Barring the forthcoming elections in Uttar Pradesh, where opinion polls predict a disastrous rout for the BJP, there can be little explanation for the Sangh parivar’s mental calisthenics on the issue of minority appeasement. But even given the truth that the RSS is intensely concerned with politics and the political prospects of the BJP, it is poor mathematics, and even poorer chemistry, to woo Muslims in this manner. Giving them their rights as citizens is something a civilized state must do; that is no favour.

But if Muslims as a community are unimpressed by the fact that BJP-ruled states have given them a riot-free existence, then what is the guarantee that frightening unilateral concessions such as de facto proportional representation and reservations, will buy Muslim loyalty? And what is the justification for violating the fairly broad-based Hindu consensus against opening up such divisive issues? Hindus are already upset over the ever-increasing concessions to Muslims on issues like Haj, and it goes without saying that the Sangh parivar will not dare tell Muslims that subsidized Haj is haraam according to the Koran.

What comes as the unkindest cut, however, is Laxman’s promise to take information technology (IT) into the madrasas, when he should be getting the Muslim youth out of madrasas and the clutches of maulvis, and into local government schools. It is no secret that the Talibanisation of the whole community is taking place through madrasa education funded by external agencies.
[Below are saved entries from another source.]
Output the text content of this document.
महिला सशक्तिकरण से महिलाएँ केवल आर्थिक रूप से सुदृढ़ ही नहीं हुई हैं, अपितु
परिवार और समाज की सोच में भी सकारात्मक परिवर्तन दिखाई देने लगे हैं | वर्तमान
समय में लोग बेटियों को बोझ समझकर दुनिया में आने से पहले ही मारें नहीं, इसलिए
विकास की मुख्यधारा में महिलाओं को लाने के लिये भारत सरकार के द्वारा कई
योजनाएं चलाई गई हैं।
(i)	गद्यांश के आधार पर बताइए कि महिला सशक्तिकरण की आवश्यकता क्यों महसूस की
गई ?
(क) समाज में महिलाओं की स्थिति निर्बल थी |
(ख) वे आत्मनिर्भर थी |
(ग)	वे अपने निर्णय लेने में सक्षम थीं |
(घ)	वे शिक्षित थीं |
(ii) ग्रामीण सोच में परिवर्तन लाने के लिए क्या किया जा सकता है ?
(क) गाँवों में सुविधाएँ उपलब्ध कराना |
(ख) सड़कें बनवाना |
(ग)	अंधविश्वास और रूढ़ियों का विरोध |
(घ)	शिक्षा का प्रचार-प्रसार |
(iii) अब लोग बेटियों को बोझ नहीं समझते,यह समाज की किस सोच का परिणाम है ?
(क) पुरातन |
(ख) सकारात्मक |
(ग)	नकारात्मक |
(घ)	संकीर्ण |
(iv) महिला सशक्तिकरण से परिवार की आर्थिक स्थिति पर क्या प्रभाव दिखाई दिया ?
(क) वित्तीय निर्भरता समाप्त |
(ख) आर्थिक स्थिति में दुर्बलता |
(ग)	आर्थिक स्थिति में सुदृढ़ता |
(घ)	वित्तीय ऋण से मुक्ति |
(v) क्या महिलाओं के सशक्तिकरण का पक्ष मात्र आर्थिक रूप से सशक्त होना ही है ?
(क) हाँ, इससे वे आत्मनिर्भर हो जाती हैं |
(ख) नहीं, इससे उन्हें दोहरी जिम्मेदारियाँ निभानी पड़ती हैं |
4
The crisis in Kashmir has been aggravated by this phenomenon, and even non-BJP states are concerned over the rise of madrasas and their impact on the law and order situation. Of course, the Muslim community is keeping its cards close to its chest, while its secular spokesmen have starting demanding that the Ram temple should not come up on the reclaimed site. Given the parivar’s betrayal, Ayodhya may be relegated to the dimly remembered past.